In pairs the students are constructing short interaction sequences. These are based on their own opinions, give them a choice of ways of realising their functions, and give them a short model of how native speakers create such interactions. A conversation exchange is therefore one possible technique for allowing the students to engage in interaction in a controlled way in the classroom, of facing them with the problem of choosing from the meaning potential to express their own opinions and ideas. 

To conclude, this article has made some small explorations into the role of interaction sequences in second language and has suggested how these might be used in second language teaching; it is an attempt to bring together two aspects of applied linguistics that tended to go in different directions in the nineteen seventies, - language teaching and language learning research.

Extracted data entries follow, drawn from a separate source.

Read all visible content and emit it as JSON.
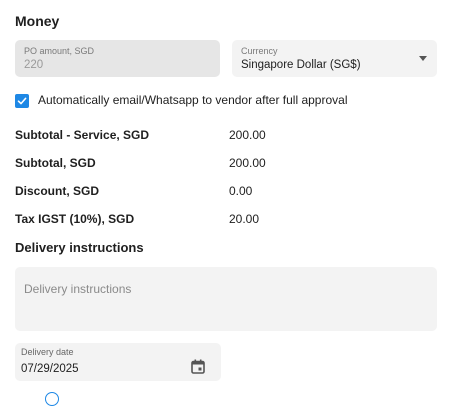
{
  "money": {
    "title": "Money",
    "po_amount": {
      "label": "PO amount, SGD",
      "value": "220"
    },
    "currency": {
      "label": "Currency",
      "value": "Singapore Dollar (SG$)"
    },
    "auto_email_label": "Automatically email/Whatsapp to vendor after full approval",
    "auto_email_checked": true
  },
  "totals": [
    {
      "label": "Subtotal - Service, SGD",
      "value": "200.00"
    },
    {
      "label": "Subtotal, SGD",
      "value": "200.00"
    },
    {
      "label": "Discount, SGD",
      "value": "0.00"
    },
    {
      "label": "Tax IGST (10%), SGD",
      "value": "20.00"
    }
  ],
  "delivery": {
    "title": "Delivery instructions",
    "instructions_placeholder": "Delivery instructions",
    "date_label": "Delivery date",
    "date_value": "07/29/2025"
  },
  "icons": {
    "dropdown": "chevron-down-icon",
    "checkbox": "check-icon",
    "calendar": "calendar-icon",
    "partial": "info-icon"
  },
  "colors": {
    "accent": "#1e88e5"
  }
}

What is reported here only starts to scratch the surface; true applications must depend upon broader-based research into this area where sociolinguistics, psycholinguistics, and applied linguistics merge.

REFERENCES

Bunt, N. (1977), Towards an analysis of discourse organisation principles, IPO annual progress report, 12, pp. 105-116.

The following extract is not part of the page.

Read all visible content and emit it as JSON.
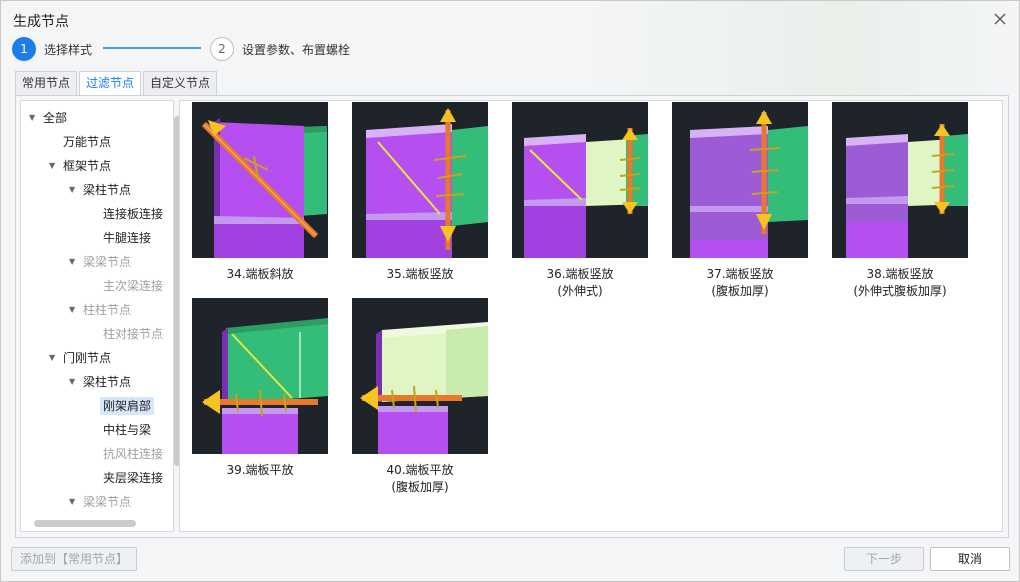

Carroll, J.B. (1981), Conscious and automatic processes in language learning, Canadian Modern Language Review, 37/3, pp. 462-474.

Clark, H.H. (1971), Responding to indirect speech acts, Cognitive Psychology,11, pp. 430-477.

Cook, V.J. (1979), Using Intonation,Longman.

Cook, V.J. (1980), People and Places, Pergamon.

Cook, V.J. (1981) , Some uses for second language learning research. In: H. Winitz, ed., Proceedings of the New York Academy of Sciences Conference on First and Second Language Learning.

Cook, V.J. (1982a), Second language acquisition from an interactionist viewpoint, Interlanguage Studies Bulletin 6, pp. 93-111.

Cook, V.J. (1982b), Structure drills and the language learner, Canadian Modern Language Review, 38, pp. 321-329.

Cook, V.J. (to appear), Language functions in second language learning and teaching.

Ervin-Tripp, S. (1977), Wait for me, roller Skate! In: S. Ervin-Tripp and C. Mitchell-Kernan, eds., Child Discourse, Academic Press.

Ferrara, J. (1980), Appropriateness conditions for entire sequences of speech acts, Journal of Pragmatics 4, pp. 131-160.

Hatch, E., ed., (1978), Second Language Acquisition, Newbury House.

Levinson, S.C. (to appear), The essential inadequacies of speech act models of dialogues. In: Parret, H., Sbisa, M., and Verschuren, J., eds., Possibilities and Limitations of Pragmatics.

Rintell, E. (1979), Getting your speech act together, Working Papers in Bilingualism, 17, pp. 97-106.

Walters, J. (1979), Strategies for requesting in Spanish and English: structural similarities and pragmatic differences, Language Learning, 29/2, pp. 277-293.